Des responsables de la santé palestiniens et des témoins ont déclaré que les forces israéliennes avaient tiré mardi sur des personnes qui se dirigeaient vers un centre de distribution d'aide, tuant au moins 27 personnes. L'armée israélienne a affirmé avoir tiré «à proximité de quelques suspects» qui avaient quitté l'itinéraire prévu, se sont approchés de ses forces et ont ignoré les tirs de sommation.
Israël interdit aux journalistes étrangers d'entrer sur le territoire gazaoui sans être accompagnés de soldats israéliens.
La Fondation humanitaire de Gaza a refusé de préciser lundi si elle recevait des fonds publics ou privés du Canada.
«La Fondation humanitaire de Gaza est un organisme sans but lucratif enregistré (…) comme la plupart des organismes sans but lucratif, nous ne divulguons pas le nom de nos donateurs», a écrit l’agence dans un courriel qui n’identifiait aucun porte-parole.
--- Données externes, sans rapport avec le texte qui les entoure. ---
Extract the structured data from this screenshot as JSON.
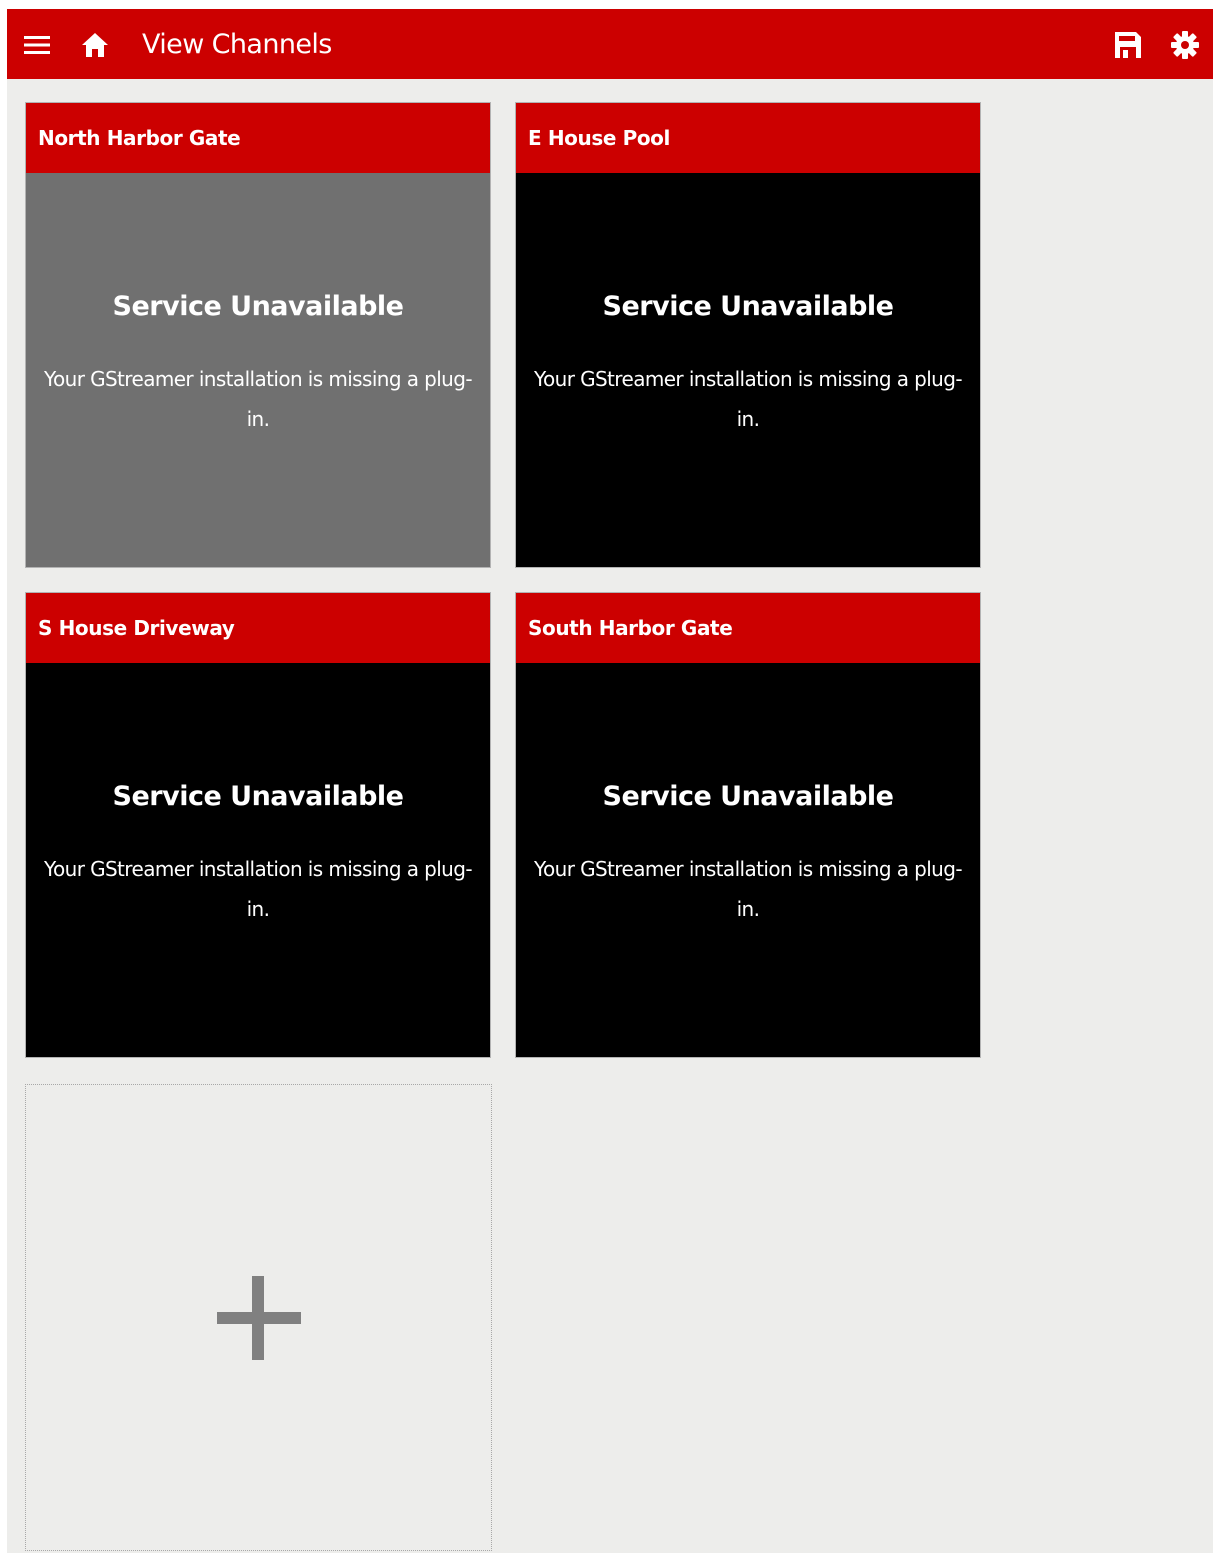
{
  "header": {
    "title": "View Channels",
    "menu_icon": "hamburger-menu-icon",
    "home_icon": "home-icon",
    "save_icon": "save-icon",
    "settings_icon": "gear-icon"
  },
  "colors": {
    "brand_red": "#cc0000",
    "page_background": "#ededeb",
    "tile_video_background": "#000000",
    "tile_selected_background": "#707070",
    "text": "#ffffff"
  },
  "channels": [
    {
      "name": "North Harbor Gate",
      "status_title": "Service Unavailable",
      "status_message": "Your GStreamer installation is missing a plug-in.",
      "selected": true
    },
    {
      "name": "E House Pool",
      "status_title": "Service Unavailable",
      "status_message": "Your GStreamer installation is missing a plug-in.",
      "selected": false
    },
    {
      "name": "S House Driveway",
      "status_title": "Service Unavailable",
      "status_message": "Your GStreamer installation is missing a plug-in.",
      "selected": false
    },
    {
      "name": "South Harbor Gate",
      "status_title": "Service Unavailable",
      "status_message": "Your GStreamer installation is missing a plug-in.",
      "selected": false
    }
  ],
  "add_tile": {
    "icon": "plus-icon"
  }
}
Les libéraux fédéraux ont été vivement critiqués par des groupes de défense des droits de la personne pour ne pas avoir mis à exécution leur menace, le mois dernier, d’imposer des sanctions ciblées à Israël si la situation s’aggravait dans le territoire palestinien.
Depuis, les organisations internationales ont mis en garde à plusieurs reprises contre un risque de famine dans la bande de Gaza, tandis que le gouvernement israélien a annoncé son intention d’étendre les colonies en Cisjordanie.